Although these four infections occurred relatively recently (the organs came from a single donor last November), Health Canada’s policy change was a long time in the making. In June 2003 the Canadian Standards Association proposed a set of exclusion criteria for tissue donations based on behaviours deemed to put an individual at risk for HIV and hepatitis. It was these standards that Health Canada used to guide its organ donation policy and the ones that, without a doctor’s intervention, now prevent organ donation by any man who has had homosexual sex within the past five years.

Gays aren’t singled out, though. We join other colourful characters on Health Canada’s organ “black list,” including newly-liberated ex-cons, those who have recently shared a needle for a tattoo or piercing, those who have solicited a prostitute within the past five years and those who have used intravenous drugs during that same span. Needless to say, the majority of gays do not belong on this list.

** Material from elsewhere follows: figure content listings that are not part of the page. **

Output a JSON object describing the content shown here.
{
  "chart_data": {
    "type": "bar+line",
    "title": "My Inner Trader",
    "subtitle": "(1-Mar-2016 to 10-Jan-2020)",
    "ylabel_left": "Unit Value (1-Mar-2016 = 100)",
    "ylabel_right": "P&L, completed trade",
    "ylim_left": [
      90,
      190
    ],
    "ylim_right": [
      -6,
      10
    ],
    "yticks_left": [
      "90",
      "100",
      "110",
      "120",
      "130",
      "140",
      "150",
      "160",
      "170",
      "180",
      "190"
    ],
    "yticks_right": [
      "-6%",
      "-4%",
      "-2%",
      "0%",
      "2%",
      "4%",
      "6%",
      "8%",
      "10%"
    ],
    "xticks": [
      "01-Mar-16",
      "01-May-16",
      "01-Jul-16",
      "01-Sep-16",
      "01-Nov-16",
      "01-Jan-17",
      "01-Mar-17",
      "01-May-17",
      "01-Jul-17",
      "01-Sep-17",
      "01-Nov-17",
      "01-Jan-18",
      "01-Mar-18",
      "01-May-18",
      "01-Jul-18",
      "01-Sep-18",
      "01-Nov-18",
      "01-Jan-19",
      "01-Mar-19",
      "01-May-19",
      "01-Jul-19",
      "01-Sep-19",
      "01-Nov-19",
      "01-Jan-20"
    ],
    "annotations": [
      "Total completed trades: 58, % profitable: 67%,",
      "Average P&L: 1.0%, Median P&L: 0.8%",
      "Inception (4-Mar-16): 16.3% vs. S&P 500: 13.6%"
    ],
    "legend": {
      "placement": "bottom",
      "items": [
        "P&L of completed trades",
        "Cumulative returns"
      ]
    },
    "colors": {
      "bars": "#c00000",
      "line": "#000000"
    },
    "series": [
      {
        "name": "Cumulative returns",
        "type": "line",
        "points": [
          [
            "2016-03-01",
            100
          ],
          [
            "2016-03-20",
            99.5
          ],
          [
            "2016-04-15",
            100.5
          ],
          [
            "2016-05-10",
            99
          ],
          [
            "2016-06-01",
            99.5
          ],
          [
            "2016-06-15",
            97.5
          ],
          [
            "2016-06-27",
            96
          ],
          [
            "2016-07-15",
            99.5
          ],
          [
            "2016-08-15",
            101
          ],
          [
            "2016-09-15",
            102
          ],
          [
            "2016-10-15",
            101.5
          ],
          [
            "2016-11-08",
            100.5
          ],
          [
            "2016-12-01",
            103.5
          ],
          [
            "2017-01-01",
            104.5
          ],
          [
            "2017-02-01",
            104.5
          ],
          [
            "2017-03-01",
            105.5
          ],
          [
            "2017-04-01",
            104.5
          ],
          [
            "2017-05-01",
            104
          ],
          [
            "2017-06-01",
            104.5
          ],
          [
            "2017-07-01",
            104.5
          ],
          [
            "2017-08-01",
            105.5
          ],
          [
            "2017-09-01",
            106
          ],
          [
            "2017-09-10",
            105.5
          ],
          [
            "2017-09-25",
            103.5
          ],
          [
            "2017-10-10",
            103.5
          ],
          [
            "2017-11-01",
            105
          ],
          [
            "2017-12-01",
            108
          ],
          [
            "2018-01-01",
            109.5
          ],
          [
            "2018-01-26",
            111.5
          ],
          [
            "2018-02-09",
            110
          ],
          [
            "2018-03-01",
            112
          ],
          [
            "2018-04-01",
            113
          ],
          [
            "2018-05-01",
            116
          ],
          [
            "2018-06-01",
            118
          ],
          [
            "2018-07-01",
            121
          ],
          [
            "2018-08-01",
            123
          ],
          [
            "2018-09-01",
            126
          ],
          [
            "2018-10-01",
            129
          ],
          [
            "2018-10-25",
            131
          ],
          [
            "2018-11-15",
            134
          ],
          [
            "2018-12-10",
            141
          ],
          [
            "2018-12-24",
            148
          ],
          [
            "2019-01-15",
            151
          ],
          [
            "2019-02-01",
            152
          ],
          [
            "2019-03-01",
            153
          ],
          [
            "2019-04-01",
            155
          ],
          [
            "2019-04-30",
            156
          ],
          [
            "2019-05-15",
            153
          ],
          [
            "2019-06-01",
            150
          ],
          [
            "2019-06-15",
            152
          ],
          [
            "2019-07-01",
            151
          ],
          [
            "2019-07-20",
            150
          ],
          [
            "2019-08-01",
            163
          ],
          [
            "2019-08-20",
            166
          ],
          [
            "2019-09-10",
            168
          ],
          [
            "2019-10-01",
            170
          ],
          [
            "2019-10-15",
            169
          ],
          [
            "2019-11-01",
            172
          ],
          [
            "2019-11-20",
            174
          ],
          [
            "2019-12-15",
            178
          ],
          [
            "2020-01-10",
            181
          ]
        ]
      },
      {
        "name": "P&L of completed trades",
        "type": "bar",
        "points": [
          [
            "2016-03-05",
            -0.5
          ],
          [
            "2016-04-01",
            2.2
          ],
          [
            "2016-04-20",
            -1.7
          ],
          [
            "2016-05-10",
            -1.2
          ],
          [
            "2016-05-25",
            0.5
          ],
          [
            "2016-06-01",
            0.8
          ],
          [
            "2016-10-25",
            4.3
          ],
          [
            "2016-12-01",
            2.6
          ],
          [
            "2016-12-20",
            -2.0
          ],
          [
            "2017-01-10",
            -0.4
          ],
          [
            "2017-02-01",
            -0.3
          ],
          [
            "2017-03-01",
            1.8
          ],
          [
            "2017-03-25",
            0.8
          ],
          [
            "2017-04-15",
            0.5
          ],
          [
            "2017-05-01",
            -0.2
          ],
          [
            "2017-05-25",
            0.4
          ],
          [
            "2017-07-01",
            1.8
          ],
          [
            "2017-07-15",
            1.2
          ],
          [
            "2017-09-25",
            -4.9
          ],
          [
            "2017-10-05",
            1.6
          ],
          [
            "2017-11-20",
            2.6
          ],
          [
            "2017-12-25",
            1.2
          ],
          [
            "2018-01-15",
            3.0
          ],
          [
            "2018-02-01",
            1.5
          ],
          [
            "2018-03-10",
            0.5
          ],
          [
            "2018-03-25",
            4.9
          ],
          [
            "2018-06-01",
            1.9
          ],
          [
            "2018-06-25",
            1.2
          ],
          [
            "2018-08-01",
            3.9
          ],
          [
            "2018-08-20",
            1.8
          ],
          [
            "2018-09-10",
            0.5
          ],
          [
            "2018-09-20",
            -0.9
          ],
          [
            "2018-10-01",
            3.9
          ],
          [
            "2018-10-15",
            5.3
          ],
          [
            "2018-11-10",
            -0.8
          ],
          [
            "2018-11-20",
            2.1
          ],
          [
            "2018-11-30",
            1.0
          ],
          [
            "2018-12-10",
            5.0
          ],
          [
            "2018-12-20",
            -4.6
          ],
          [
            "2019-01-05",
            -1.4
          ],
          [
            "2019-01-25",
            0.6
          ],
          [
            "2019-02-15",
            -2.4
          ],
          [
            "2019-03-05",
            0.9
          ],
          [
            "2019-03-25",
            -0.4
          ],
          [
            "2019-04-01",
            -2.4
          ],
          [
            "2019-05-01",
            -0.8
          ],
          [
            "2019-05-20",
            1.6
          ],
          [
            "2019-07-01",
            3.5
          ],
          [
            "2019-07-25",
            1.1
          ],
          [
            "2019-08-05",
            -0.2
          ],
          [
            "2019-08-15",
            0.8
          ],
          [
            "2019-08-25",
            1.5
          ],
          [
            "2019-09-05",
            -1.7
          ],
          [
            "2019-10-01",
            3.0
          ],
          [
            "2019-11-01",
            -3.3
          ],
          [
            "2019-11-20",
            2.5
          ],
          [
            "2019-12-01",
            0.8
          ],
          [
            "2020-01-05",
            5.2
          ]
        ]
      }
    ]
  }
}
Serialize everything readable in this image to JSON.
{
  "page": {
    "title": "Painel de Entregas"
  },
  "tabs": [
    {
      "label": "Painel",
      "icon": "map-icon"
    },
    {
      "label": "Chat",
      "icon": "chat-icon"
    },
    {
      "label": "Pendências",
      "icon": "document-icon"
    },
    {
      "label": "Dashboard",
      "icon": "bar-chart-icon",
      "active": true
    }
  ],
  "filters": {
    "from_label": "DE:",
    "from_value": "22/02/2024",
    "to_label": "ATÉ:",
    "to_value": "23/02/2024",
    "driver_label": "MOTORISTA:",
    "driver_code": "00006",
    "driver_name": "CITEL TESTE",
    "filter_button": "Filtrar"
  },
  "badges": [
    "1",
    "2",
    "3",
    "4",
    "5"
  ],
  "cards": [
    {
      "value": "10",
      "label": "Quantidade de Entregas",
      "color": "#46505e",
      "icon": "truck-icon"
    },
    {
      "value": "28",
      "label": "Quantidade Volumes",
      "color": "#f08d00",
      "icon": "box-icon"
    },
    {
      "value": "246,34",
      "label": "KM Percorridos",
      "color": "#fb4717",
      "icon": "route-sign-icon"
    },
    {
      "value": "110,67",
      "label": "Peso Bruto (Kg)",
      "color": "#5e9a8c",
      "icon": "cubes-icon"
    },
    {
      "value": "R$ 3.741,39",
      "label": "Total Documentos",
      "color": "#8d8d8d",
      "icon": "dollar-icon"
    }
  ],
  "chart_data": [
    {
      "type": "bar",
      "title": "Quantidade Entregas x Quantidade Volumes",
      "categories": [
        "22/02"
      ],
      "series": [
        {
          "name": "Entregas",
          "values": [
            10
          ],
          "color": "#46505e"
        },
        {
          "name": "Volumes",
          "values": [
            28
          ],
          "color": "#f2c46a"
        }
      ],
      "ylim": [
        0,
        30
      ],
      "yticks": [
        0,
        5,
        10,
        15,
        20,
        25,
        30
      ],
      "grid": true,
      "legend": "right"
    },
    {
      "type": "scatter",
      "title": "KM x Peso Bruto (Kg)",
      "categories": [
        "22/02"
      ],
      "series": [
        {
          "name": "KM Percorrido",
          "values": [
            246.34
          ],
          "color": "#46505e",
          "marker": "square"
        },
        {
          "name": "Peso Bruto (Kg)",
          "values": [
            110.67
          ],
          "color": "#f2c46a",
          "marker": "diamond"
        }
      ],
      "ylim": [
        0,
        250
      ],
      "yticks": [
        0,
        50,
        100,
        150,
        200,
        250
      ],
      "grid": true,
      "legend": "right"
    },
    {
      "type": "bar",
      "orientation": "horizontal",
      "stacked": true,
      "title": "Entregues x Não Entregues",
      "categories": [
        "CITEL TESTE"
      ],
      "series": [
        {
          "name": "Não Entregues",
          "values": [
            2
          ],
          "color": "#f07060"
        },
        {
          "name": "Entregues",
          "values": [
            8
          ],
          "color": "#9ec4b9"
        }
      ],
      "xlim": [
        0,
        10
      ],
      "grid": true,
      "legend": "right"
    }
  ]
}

Canada has long had similar bans on homosexuals wishing to donate blood, but this decision makes slightly more sense. As it stands, tests for STIs and hepatitis are not perfect, nor is there the same shortage of donated blood that there is of donated organs. Also, blood transfusions are vastly more common than organ transplants; thus infections, though rare, will occur more frequently. This being the case, Canadian Blood Services’s screening criteria do not harm the physical well-being of those in our healthcare system, as Health Canada’s do. Social well-being, on the other hand, may be another story.

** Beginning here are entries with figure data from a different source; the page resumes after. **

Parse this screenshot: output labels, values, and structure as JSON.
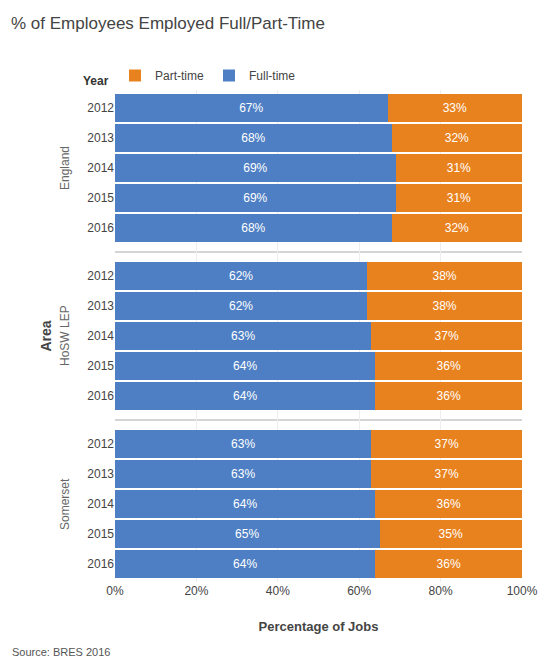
{
  "chart_data": {
    "type": "bar",
    "orientation": "horizontal",
    "stacked": true,
    "data_labels": true,
    "grid": true,
    "legend": "upper left",
    "title": "% of Employees Employed Full/Part-Time",
    "xlabel": "Percentage of Jobs",
    "ylabel": "Area",
    "annotations": [
      "Year",
      "Source: BRES 2016"
    ],
    "categories": [
      [
        "England",
        "2012"
      ],
      [
        "England",
        "2013"
      ],
      [
        "England",
        "2014"
      ],
      [
        "England",
        "2015"
      ],
      [
        "England",
        "2016"
      ],
      [
        "HoSW LEP",
        "2012"
      ],
      [
        "HoSW LEP",
        "2013"
      ],
      [
        "HoSW LEP",
        "2014"
      ],
      [
        "HoSW LEP",
        "2015"
      ],
      [
        "HoSW LEP",
        "2016"
      ],
      [
        "Somerset",
        "2012"
      ],
      [
        "Somerset",
        "2013"
      ],
      [
        "Somerset",
        "2014"
      ],
      [
        "Somerset",
        "2015"
      ],
      [
        "Somerset",
        "2016"
      ]
    ],
    "series": [
      {
        "name": "Full-time",
        "color": "#4e7fc4",
        "values": [
          67,
          68,
          69,
          69,
          68,
          62,
          62,
          63,
          64,
          64,
          63,
          63,
          64,
          65,
          64
        ],
        "value_labels": [
          "67%",
          "68%",
          "69%",
          "69%",
          "68%",
          "62%",
          "62%",
          "63%",
          "64%",
          "64%",
          "63%",
          "63%",
          "64%",
          "65%",
          "64%"
        ]
      },
      {
        "name": "Part-time",
        "color": "#e8821e",
        "values": [
          33,
          32,
          31,
          31,
          32,
          38,
          38,
          37,
          36,
          36,
          37,
          37,
          36,
          35,
          36
        ],
        "value_labels": [
          "33%",
          "32%",
          "31%",
          "31%",
          "32%",
          "38%",
          "38%",
          "37%",
          "36%",
          "36%",
          "37%",
          "37%",
          "36%",
          "35%",
          "36%"
        ]
      }
    ],
    "xlim": [
      0,
      100
    ],
    "xticks": [
      {
        "value": 0,
        "label": "0%"
      },
      {
        "value": 20,
        "label": "20%"
      },
      {
        "value": 40,
        "label": "40%"
      },
      {
        "value": 60,
        "label": "60%"
      },
      {
        "value": 80,
        "label": "80%"
      },
      {
        "value": 100,
        "label": "100%"
      }
    ]
  }
}
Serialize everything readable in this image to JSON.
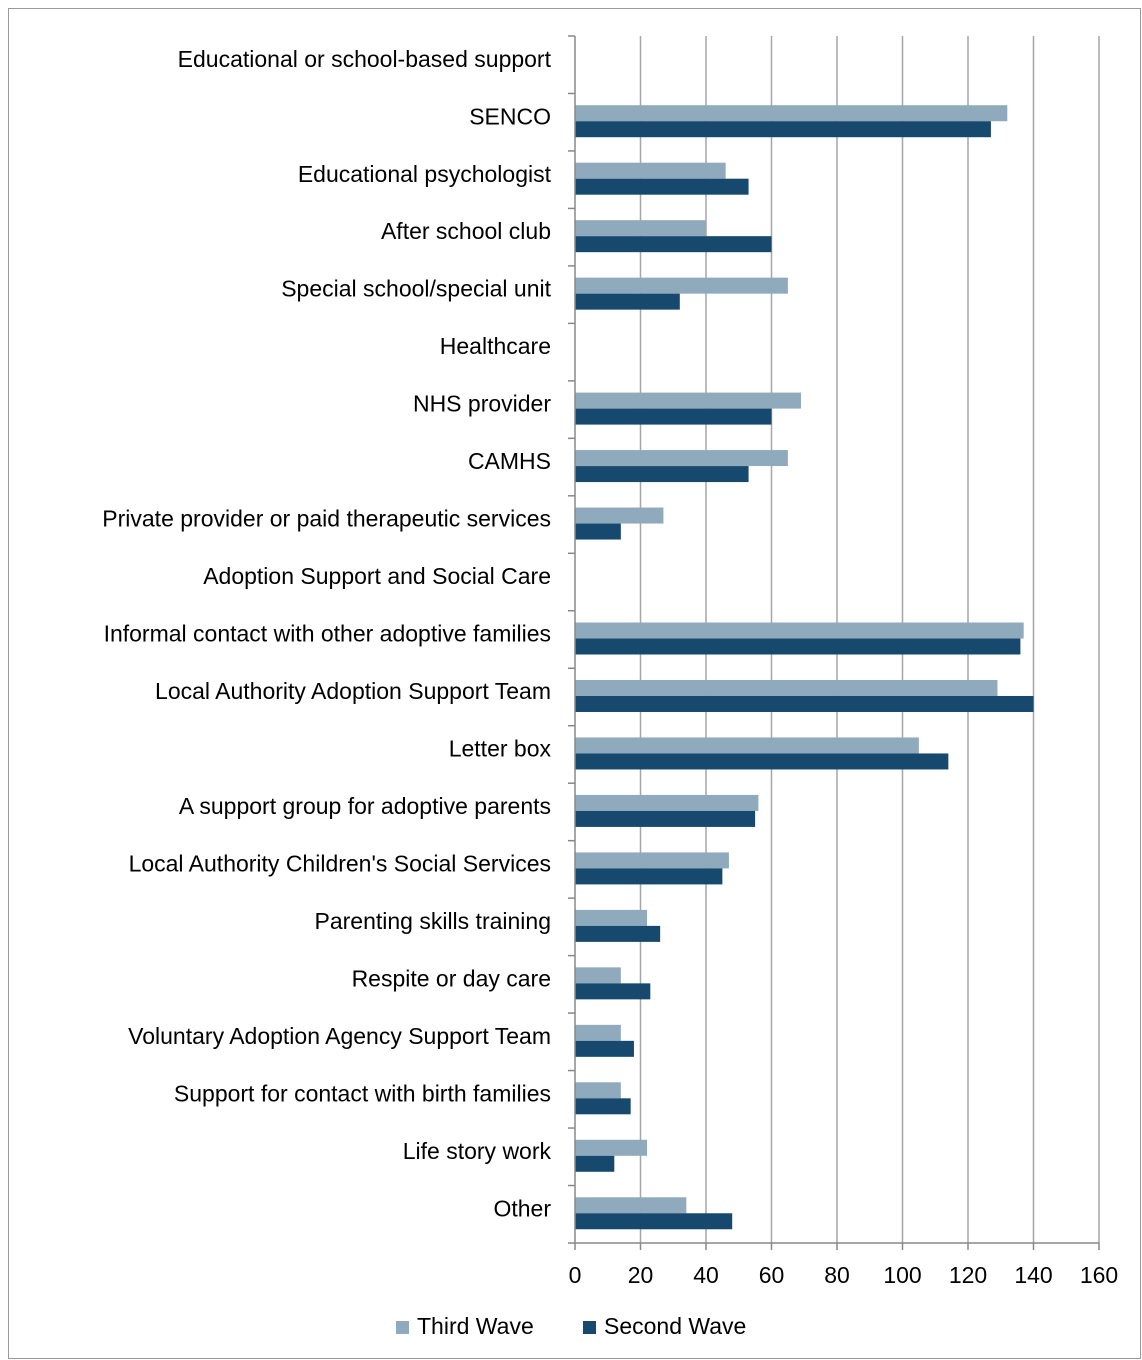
{
  "chart_data": {
    "type": "bar",
    "orientation": "horizontal",
    "categories": [
      "Educational or school-based support",
      "SENCO",
      "Educational psychologist",
      "After school club",
      "Special school/special unit",
      "Healthcare",
      "NHS provider",
      "CAMHS",
      "Private provider or paid therapeutic services",
      "Adoption Support and Social Care",
      "Informal contact with other adoptive families",
      "Local Authority Adoption Support Team",
      "Letter box",
      "A support group for adoptive parents",
      "Local Authority Children's Social Services",
      "Parenting skills training",
      "Respite or day care",
      "Voluntary Adoption Agency Support Team",
      "Support for contact with birth families",
      "Life story work",
      "Other"
    ],
    "series": [
      {
        "name": "Third Wave",
        "color": "#8faabd",
        "values": [
          null,
          132,
          46,
          40,
          65,
          null,
          69,
          65,
          27,
          null,
          137,
          129,
          105,
          56,
          47,
          22,
          14,
          14,
          14,
          22,
          34
        ]
      },
      {
        "name": "Second Wave",
        "color": "#17496e",
        "values": [
          null,
          127,
          53,
          60,
          32,
          null,
          60,
          53,
          14,
          null,
          136,
          140,
          114,
          55,
          45,
          26,
          23,
          18,
          17,
          12,
          48
        ]
      }
    ],
    "xlim": [
      0,
      160
    ],
    "xticks": [
      0,
      20,
      40,
      60,
      80,
      100,
      120,
      140,
      160
    ],
    "grid": true,
    "legend": "bottom"
  }
}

There is another compelling reason to challenge Health Canada’s policy and it is the reason I wish to force this controversial issue into the limelight now, 10 months after the policy’s implementation. Policies like these stigmatize a valid sexual orientation, so they are of ongoing relevance. Too many among us experience shame and guilt surrounding homosexuality or homosexual tendencies. Perhaps even as you read this closeted friends and family members come to mind. But why remain closeted in this golden age of equality and acceptance? The answer is that we are not yet in such a golden age, and many of society’s conditions are forbidding to those hoping to live openly as non-heterosexuals. It is time to identify conditions like these and fight them.

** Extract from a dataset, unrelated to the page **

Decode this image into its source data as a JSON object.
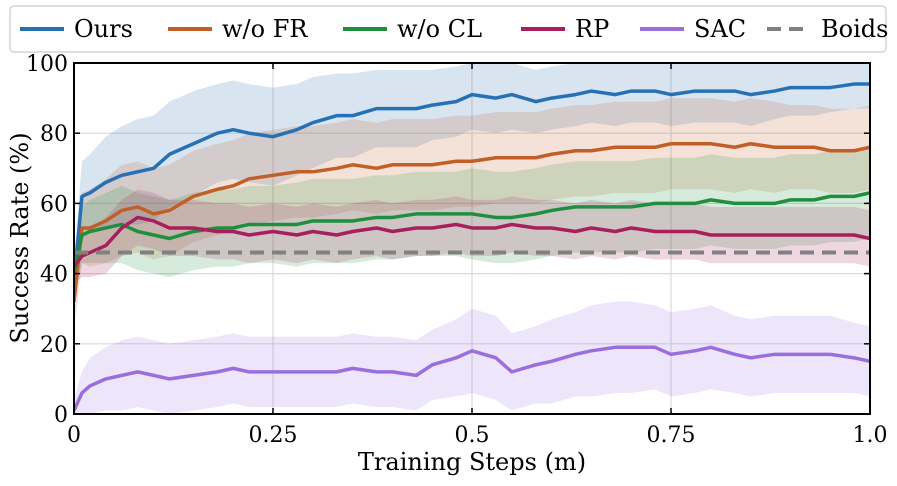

Though Canada’s organ donation policy probably isn’t the most adverse of the conditions stifling gay liberation, it is easily one of the most reversible. Us non-heterosexuals know what grand obstacles we face when it comes to asserting our freedom: the stale prejudices of our grandparents’ and, perhaps, parents’ generations, the pervasive and alienating ideologies of many religions and the very human tendency to fear the unknown and unfamiliar are just a few examples. And though there may be no quick fixes for any of these, a needlessly discriminatory organ-donation policy is one condition that shouldn’t be a hurdle. Any policy that promotes discrimination is, after all, widely understood to be a very bad idea.

Organ donation in Canada

• As many as 80 people can benefit from one organ and tissue donor. Organs and tissues that can be donated include the heart, lungs, kidney, pancreas, bowel, stomach, corneas, heart valves, bone grafts and skin.

• Canada consistently has one of the worst organ donor rates of industrialized countries: about 13 donors per million people, compared with 20 per million in the U.S., and more than 31 per million in Spain.

• In 2005, 1,905 organ transplants were performed in Canada, according to the Canadian Institute for Health Information. That same year, 275 Canadians died while on a waiting list of almost 4,000 potential recipients.